Data Science in the Trenches

If you are working as a data architect or a technical lead of a data team you are in a bit of thankless position at the moment. You could be working at or even founding one of the many data platform startups right now. Or work for the many enterprise consultancies that provide “big data solutions”. Both would mean directly profiting from you acquired technical skills. Instead, you are working in a company that actually needs the data you provide but also doesn’t care how you get it. There is the old business metaphor of selling shovels to gold diggers instead of digging for gold yourself. I think a closer metaphor is that the other guys are logistics and you are fighting with everybody in the trenches.

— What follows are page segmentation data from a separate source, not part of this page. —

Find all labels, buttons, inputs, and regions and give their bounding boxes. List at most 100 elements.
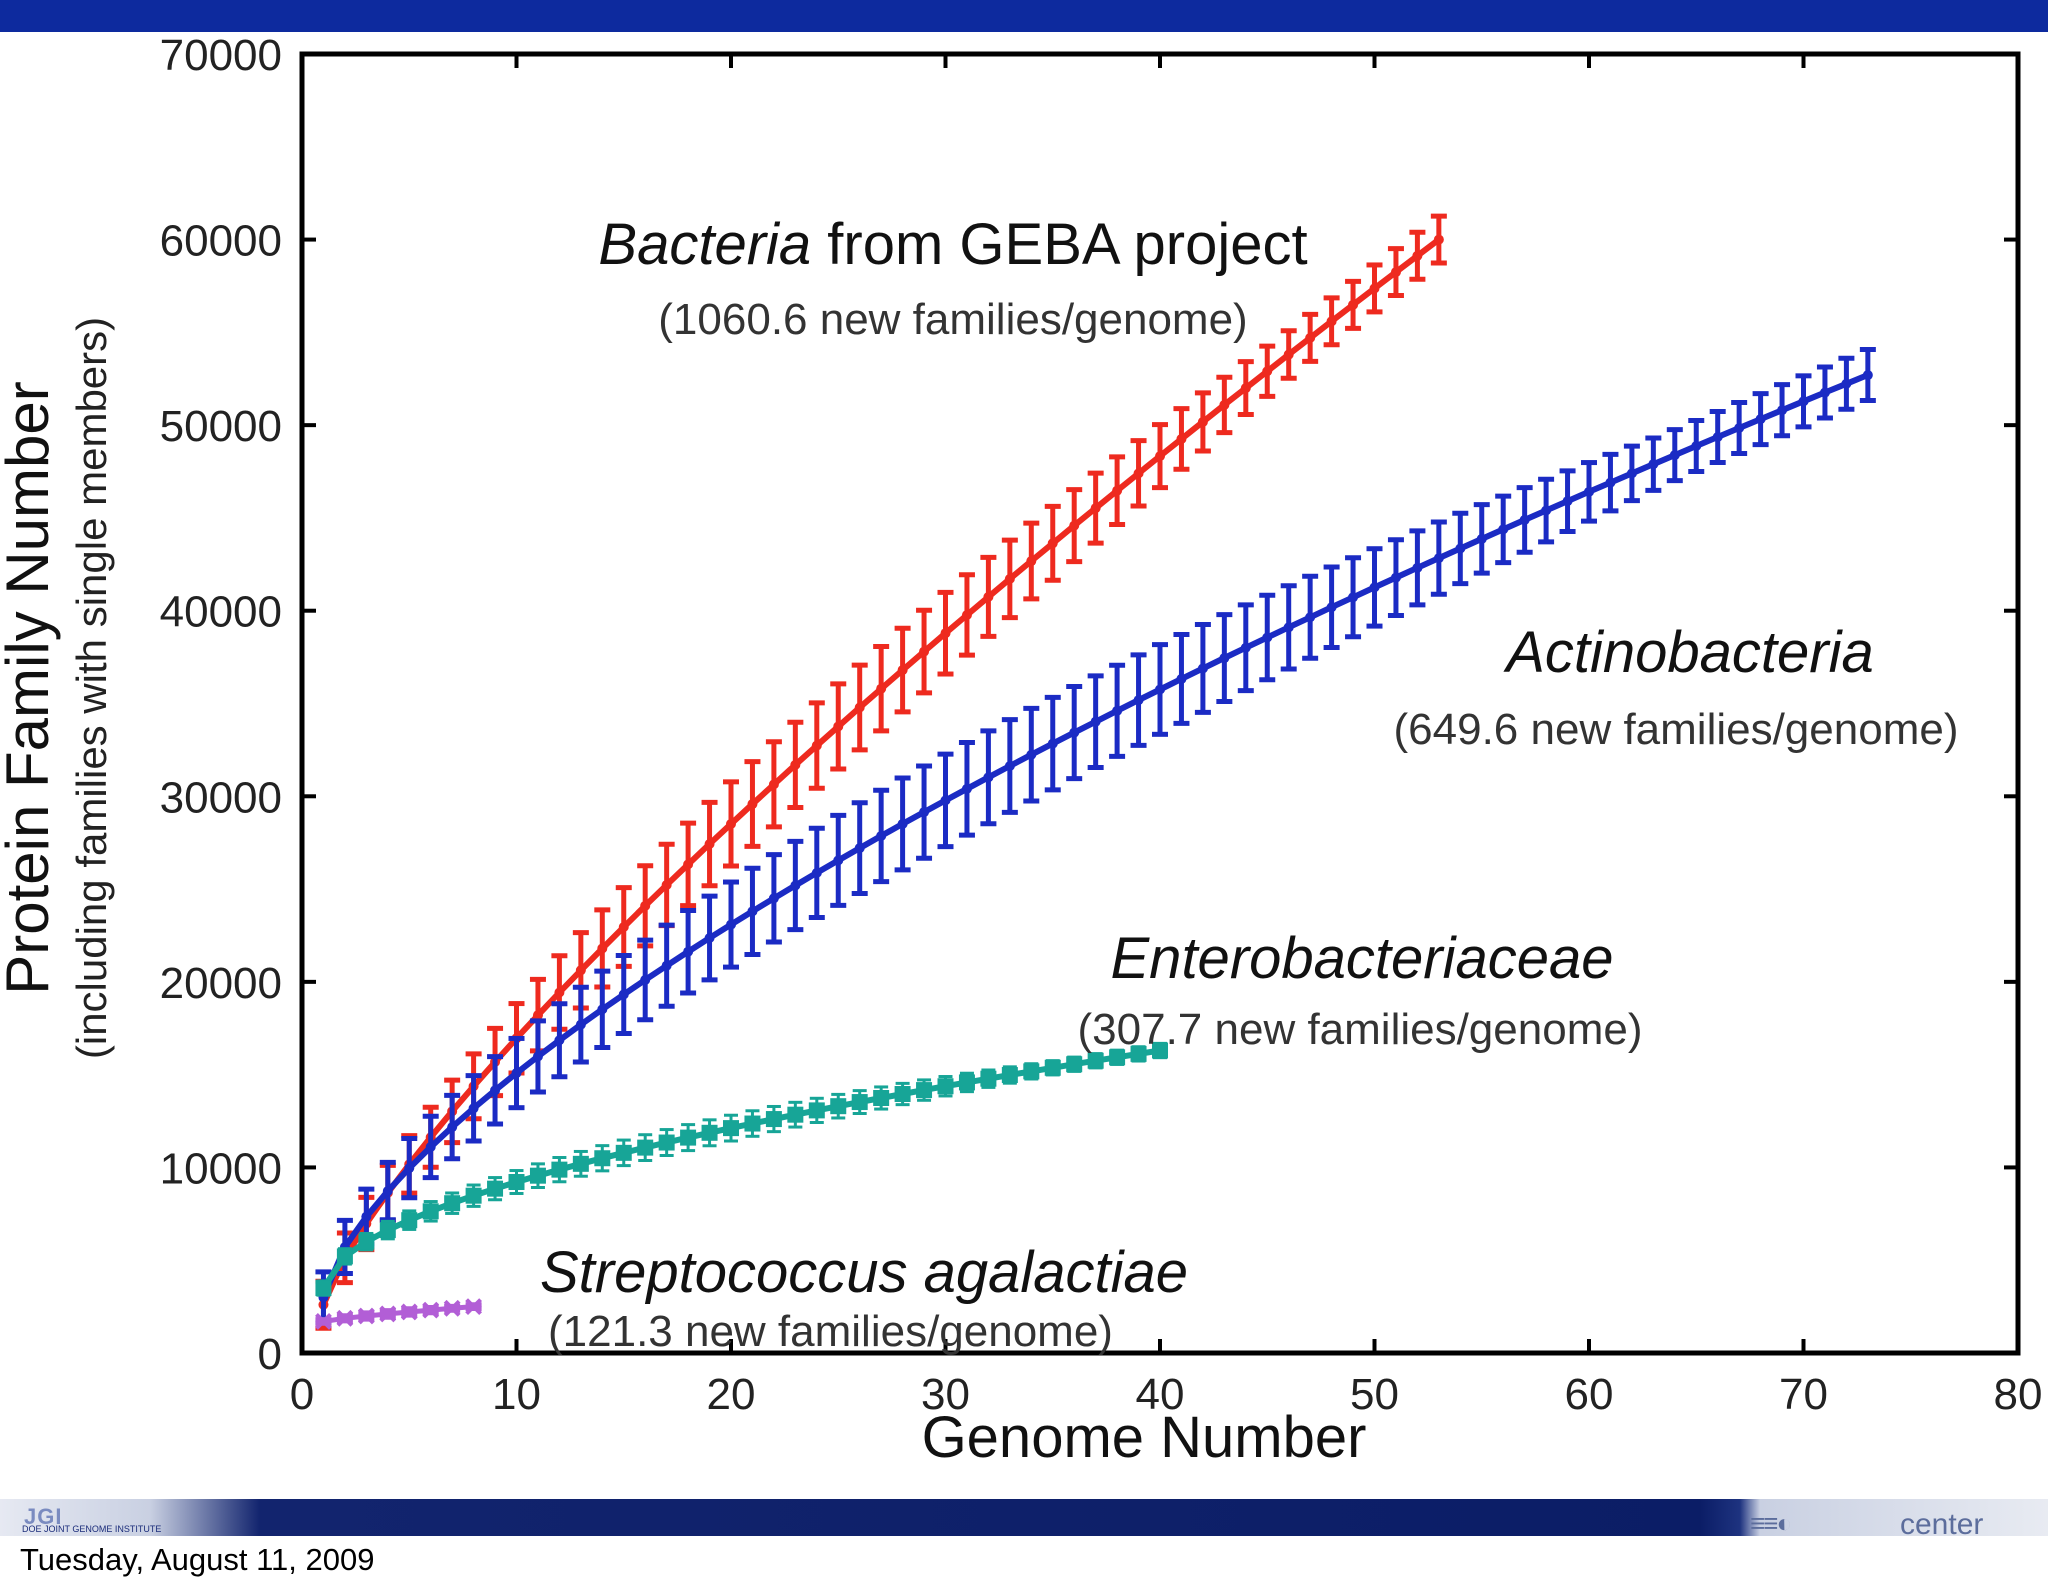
data-point — [768, 893, 779, 904]
data-point — [1026, 749, 1037, 760]
data-point — [1433, 553, 1444, 564]
data-point — [465, 1187, 482, 1204]
center-logo-mark-icon: ≡≡◐ — [1750, 1508, 1792, 1538]
data-point — [1348, 592, 1359, 603]
series-line-enterobacteriaceae — [320, 1047, 1161, 1290]
data-point — [940, 795, 951, 806]
data-point — [833, 855, 844, 866]
data-point — [680, 1129, 697, 1146]
chart: 0 10 20 30 40 50 60 70 80 0 10000 20000 30000 40000 50… — [0, 32, 2042, 1470]
data-point — [357, 1307, 375, 1325]
data-point — [1712, 432, 1723, 443]
data-point — [1519, 514, 1530, 525]
data-point — [1798, 396, 1809, 407]
data-point — [961, 783, 972, 794]
x-axis-title: Genome Number — [922, 1405, 1367, 1470]
data-point — [1155, 684, 1165, 695]
data-point — [1412, 250, 1423, 261]
data-point — [1130, 1045, 1147, 1062]
data-point — [1004, 573, 1015, 584]
data-point — [1219, 653, 1230, 664]
data-point — [361, 1211, 372, 1222]
data-point — [1455, 543, 1466, 554]
data-point — [1412, 562, 1423, 573]
y-tick-label: 0 — [258, 1330, 282, 1379]
data-point — [747, 799, 758, 810]
data-point — [1197, 416, 1208, 427]
data-point — [336, 1248, 353, 1265]
data-point — [1498, 524, 1509, 535]
data-point — [1240, 383, 1251, 394]
data-point — [726, 818, 736, 829]
y-axis-title: Protein Family Number — [0, 381, 61, 995]
data-point — [830, 1098, 847, 1115]
data-point — [511, 1068, 522, 1079]
data-point — [765, 1111, 782, 1128]
data-point — [1841, 378, 1852, 389]
data-point — [618, 989, 629, 1000]
series-label-streptococcus: Streptococcus agalactiae — [540, 1240, 1188, 1305]
data-point — [447, 1122, 458, 1133]
series-rate-actinobacteria: (649.6 new families/genome) — [1394, 705, 1959, 754]
data-point — [1326, 602, 1337, 613]
series-label-italic: Actinobacteria — [1503, 620, 1874, 685]
data-point — [958, 1074, 975, 1091]
data-point — [1626, 468, 1637, 479]
data-point — [1326, 316, 1337, 327]
jgi-logo-caption: DOE JOINT GENOME INSTITUTE — [22, 1524, 162, 1534]
data-point — [572, 1155, 589, 1172]
data-point — [940, 628, 951, 639]
data-point — [640, 974, 651, 985]
data-point — [400, 1303, 418, 1321]
x-tick-label: 10 — [492, 1370, 541, 1419]
y-tick-label: 10000 — [160, 1144, 282, 1193]
data-point — [851, 1094, 868, 1111]
data-point — [894, 1086, 911, 1103]
data-point — [1133, 468, 1144, 479]
data-point — [594, 1150, 611, 1167]
data-point — [1176, 433, 1187, 444]
data-point — [1240, 642, 1251, 653]
data-point — [1819, 387, 1830, 398]
data-point — [919, 807, 930, 818]
series-rate-streptococcus: (121.3 new families/genome) — [548, 1307, 1113, 1356]
x-tick-label: 30 — [921, 1370, 970, 1419]
data-point — [1541, 505, 1552, 516]
series-bacteria — [315, 213, 1447, 1331]
data-point — [1584, 486, 1594, 497]
data-point — [1109, 1049, 1126, 1066]
data-point — [747, 906, 758, 917]
data-point — [658, 1134, 675, 1151]
data-point — [1262, 632, 1273, 643]
data-point — [787, 1106, 804, 1123]
data-point — [554, 987, 565, 998]
data-point — [661, 960, 672, 971]
data-point — [315, 1280, 332, 1297]
data-point — [808, 1102, 825, 1119]
data-point — [661, 879, 672, 890]
data-point — [961, 609, 972, 620]
series-actinobacteria — [315, 347, 1876, 1326]
data-point — [983, 772, 994, 783]
y-tick-label: 40000 — [160, 588, 282, 637]
data-point — [1176, 673, 1187, 684]
data-point — [811, 740, 822, 751]
data-point — [1069, 727, 1080, 738]
data-point — [1197, 663, 1208, 674]
data-point — [873, 1089, 890, 1106]
series-label-italic: Enterobacteriaceae — [1111, 926, 1614, 991]
data-point — [1476, 533, 1487, 544]
jgi-logo-text: JGI — [24, 1504, 63, 1529]
series-label-rest: from GEBA project — [811, 212, 1307, 277]
data-point — [1755, 414, 1766, 425]
data-point — [422, 1203, 439, 1220]
data-point — [1001, 1067, 1018, 1084]
data-point — [723, 1120, 739, 1137]
data-point — [1112, 705, 1123, 716]
data-point — [1283, 622, 1294, 633]
data-point — [1155, 451, 1165, 462]
series-enterobacteriaceae — [315, 1041, 1168, 1297]
data-point — [683, 946, 694, 957]
data-point — [1044, 1059, 1061, 1076]
data-point — [315, 1313, 332, 1330]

The particular trench for me is free-to-play mobile gaming which is closer to being a figurative battle field than say web or B2B. You either get big or you die. There is no meeting that goes by without people discussing performance metrics, mostly retention and ARPDAU. Because the business boils down to a mathematical formula: if you have a good retention and a good revenue per user and your acquisition costs are low you make a profit. If either of those is flailing, even just for a couple of days, you don’t. Fortunes can change very very quickly. Where metrics are this important, having people who can provide the metrics accurately is key. Hence front line data science.

The challenges you face in the trenches are of different nature. Real-time is very very important as everybody wants to see the impact of say an Apple feature right away. At the same time product managers and game designers want to crunch weeks of data to optimise say level difficulty. Spark Streaming query bugging out late night on Saturday and your inbox is overflowing with “What’s going on?” emails. Delays in a weekly Hadoop aggregation and a game release might be delayed as an A/B test could not be verified. In the trenches, the meaning within the data is much much more important than the technology you throw at it. But it’s also very limited from a data science point of you: you do a bit of significance testing here and a some revenue predictions there but most of the statistical methods are rather simple. Not what everybody was promised when taking up data science.

What does one gain being on the front lines? The data actually flows into the product every day, what you find during data mining is important to the survival of the game or app. Features live or die with your significance test which you hopefully picked the correct statistical method for. You could be making tools for data scientist or crunching large data sets for reports that one manager might read maybe – but that would be less chaotic, less rushed and less fun than throwing out some data and actually watching your game going up the charts. Welcome to the trenches.